Мелькнул табачный киоск и еще один, с молоком, потом с бананами, еще с бананами, с колбасой – кроваво-жирной, киоск «Интим», киоск с оборудованием для водолазов, пошла вдруг длинная голубая труба, горизонтальная и не кончающаяся, мелькнуло нарисованное красной краской «Чё?», потом еще одно «Чё?», труба внезапно оборвалась, Антон все не поворачивался, медлил, снова пошли торговые, более низкие ряды, теперь палатки, в которых продавцы умещались уже кое-как, из некоторых палаток выпирали, кто спиной, кто ляжкой, кто носом, натягивая неожиданно желтую парусину и, очевидно пытаясь, достать товар, мчащийся и мчащийся мимо Антона, которого все держал и держал кто-то невидимый, с кем так не хотелось вступать в коммуникацию.
– Ну что, попался? – сказал наконец негромкий злорадный голос, не то женский, не то мужской. – Да, я тебя узнал.
Антон повернулся как бы помимо себя. И тут уже увидел лицо того, кто все это время держал его.
Это все же был мужчина, крупный, грузный, хотя и с каким-то женским лицом.
«Не хватает только усов. Да, с усами он точно был бы похож на бабу. На бабу с нарочно приклеенными усами. Так, чтобы не узнать…» – усмехнулся было про себя Антон, стараясь остаться в прежней веселости сознаний.
– Да-да… кхарк… узнал, – повторил державший. – Помнишь, ты мне в субботу продал варган?
Антон действительно торговал варганами, стоя по субботам в клубном фойе, поднося к губам и дергая за железку, изменяя объем полости рта, то втягивая, а то вытягивая щеки, менял, занижая и завышая странный возбуждающий звук, от которого вставала перед глазами Монголия, желтый кумыс в пиале и черная подпрыгивающая кобылица, подбивающая себя под круп копытами задних ног и весело взмахивающая хвостом – зза-а-азз! – такой солнечный звук на заре, когда только-только появляется светило, сразу заливая собою степь, вспыхивая в темном дымном ковыльном золоте.
– Помнишь, в фойе? – продолжал держащий Антона крупняк с женским лицом. – Напротив видео… или как там ее?
«Неужели клейма?» – пронеслось и обрушилось.
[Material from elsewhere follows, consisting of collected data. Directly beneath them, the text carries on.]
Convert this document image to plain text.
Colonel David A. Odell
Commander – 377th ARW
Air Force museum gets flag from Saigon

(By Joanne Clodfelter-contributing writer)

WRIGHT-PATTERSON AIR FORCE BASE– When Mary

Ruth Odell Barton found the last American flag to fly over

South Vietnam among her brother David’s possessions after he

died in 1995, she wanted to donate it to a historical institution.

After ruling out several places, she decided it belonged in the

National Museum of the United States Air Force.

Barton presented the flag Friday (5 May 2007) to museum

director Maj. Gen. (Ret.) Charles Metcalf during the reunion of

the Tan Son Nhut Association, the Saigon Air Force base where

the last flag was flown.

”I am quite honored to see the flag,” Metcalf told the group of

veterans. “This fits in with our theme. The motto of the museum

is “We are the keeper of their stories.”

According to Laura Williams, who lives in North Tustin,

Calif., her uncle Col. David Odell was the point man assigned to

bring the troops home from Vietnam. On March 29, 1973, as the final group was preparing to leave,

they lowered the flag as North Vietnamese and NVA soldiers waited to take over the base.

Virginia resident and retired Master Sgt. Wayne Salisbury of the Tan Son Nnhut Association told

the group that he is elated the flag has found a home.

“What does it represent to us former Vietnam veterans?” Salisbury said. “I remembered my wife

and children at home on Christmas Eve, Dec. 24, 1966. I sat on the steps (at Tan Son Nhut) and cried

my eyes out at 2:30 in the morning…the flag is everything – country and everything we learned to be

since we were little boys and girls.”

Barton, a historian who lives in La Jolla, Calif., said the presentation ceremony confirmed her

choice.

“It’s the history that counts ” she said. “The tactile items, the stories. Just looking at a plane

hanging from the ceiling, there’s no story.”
Антон с болью вспомнил Антонио, высокого скрипача в черном фраке и в белой рубашке с атласной синеватой бабочкой-галстуком. Антонио обольстительно улыбался, передавая кожаный портфельчик с варганами, на заре вздыхали старинные мастера, устремляя узкий взгляд своих глаз на Антона.
– Да, клейма… кхарк, кхарк… клейма-то не те, – проговорил женский мужчина, сплевывая на пол троллейбуса желтой с прожилками слюной. – Так что придется разобраться.
Троллейбус остановился, извергая их обоих на голую, отовсюду видную остановку. Сзади подъезжал грузовик с белым пекарем в кабине, из кузова неслись крики пенсов.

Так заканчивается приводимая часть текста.